3.1  Length of term

Jurisdictions may either define the contract term:

(a)  as a fixed concession period (e.g. 25 years) commencing from the date of contract signing or Financial Close; or

(b)  as a separate design and construction phase and operating term, with the operating term being a fixed period (e.g. 25 years) commencing from the Date for Completion (thereby fixing the operating term irrespective of when the private party actually achieves Completion).

Depending on which approach is adopted by a jurisdiction, the end of the contract term, subject to any earlier termination, may be either the last day of the concession period or the last day of the operating term.

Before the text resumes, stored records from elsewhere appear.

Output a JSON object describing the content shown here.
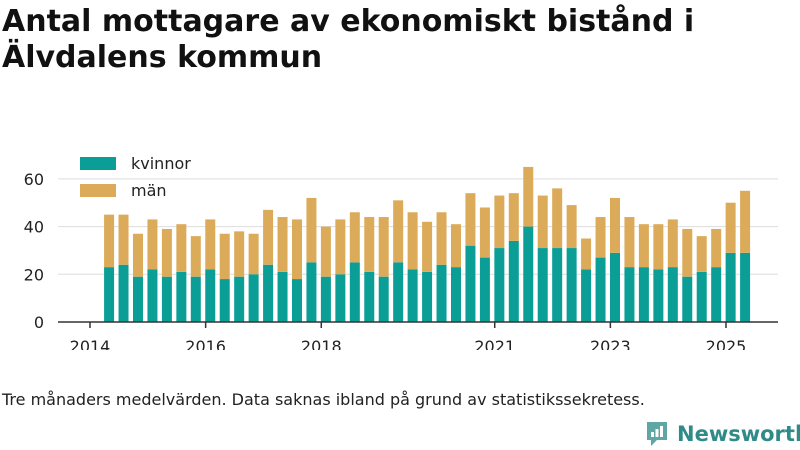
{
  "title": "Antal mottagare av ekonomiskt bistånd i Älvdalens kommun",
  "note": "Tre månaders medelvärden. Data saknas ibland på grund av statistikssekretess.",
  "brand": "Newsworthy",
  "chart_data": {
    "type": "bar",
    "stacked": true,
    "ylim": [
      0,
      70
    ],
    "yticks": [
      0,
      20,
      40,
      60
    ],
    "xlim": [
      2014.0,
      2026.0
    ],
    "xticks": [
      2014,
      2016,
      2018,
      2021,
      2023,
      2025
    ],
    "grid": true,
    "legend_position": "top-left",
    "x": [
      2014.33,
      2014.58,
      2014.83,
      2015.08,
      2015.33,
      2015.58,
      2015.83,
      2016.08,
      2016.33,
      2016.58,
      2016.83,
      2017.08,
      2017.33,
      2017.58,
      2017.83,
      2018.08,
      2018.33,
      2018.58,
      2018.83,
      2019.08,
      2019.33,
      2019.58,
      2019.83,
      2020.08,
      2020.33,
      2020.58,
      2020.83,
      2021.08,
      2021.33,
      2021.58,
      2021.83,
      2022.08,
      2022.33,
      2022.58,
      2022.83,
      2023.08,
      2023.33,
      2023.58,
      2023.83,
      2024.08,
      2024.33,
      2024.58,
      2024.83,
      2025.08,
      2025.33
    ],
    "series": [
      {
        "name": "kvinnor",
        "color": "#0a9e96",
        "values": [
          23,
          24,
          19,
          22,
          19,
          21,
          19,
          22,
          18,
          19,
          20,
          24,
          21,
          18,
          25,
          19,
          20,
          25,
          21,
          19,
          25,
          22,
          21,
          24,
          23,
          32,
          27,
          31,
          34,
          40,
          31,
          31,
          31,
          22,
          27,
          29,
          23,
          23,
          22,
          23,
          19,
          21,
          23,
          29,
          29
        ]
      },
      {
        "name": "män",
        "color": "#dbab5a",
        "values": [
          22,
          21,
          18,
          21,
          20,
          20,
          17,
          21,
          19,
          19,
          17,
          23,
          23,
          25,
          27,
          21,
          23,
          21,
          23,
          25,
          26,
          24,
          21,
          22,
          18,
          22,
          21,
          22,
          20,
          25,
          22,
          25,
          18,
          13,
          17,
          23,
          21,
          18,
          19,
          20,
          20,
          15,
          16,
          21,
          26
        ]
      }
    ]
  }
}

The contract term will be fixed by reference to factors such as:

 the anticipated duration of government's need for the services;

 the expected economic life of the asset and anticipated timing of major upgrade or refurbishment;

 the expected technological life of the asset;

 the minimum term considered necessary to deliver a reasonable return to the private party on its investment and amortise the capital value of the asset such that the asset can be transferred to government without further payment (or, if the private party is to retain the asset, amortise the capital value of the asset to the extent necessary to enable the private party either to make economic alternative use of the asset or abandon it as redundant);

 the need not to unduly limit government's flexibility in the longer term; and

 where a concession period is used, the likely length of the design and construction phase.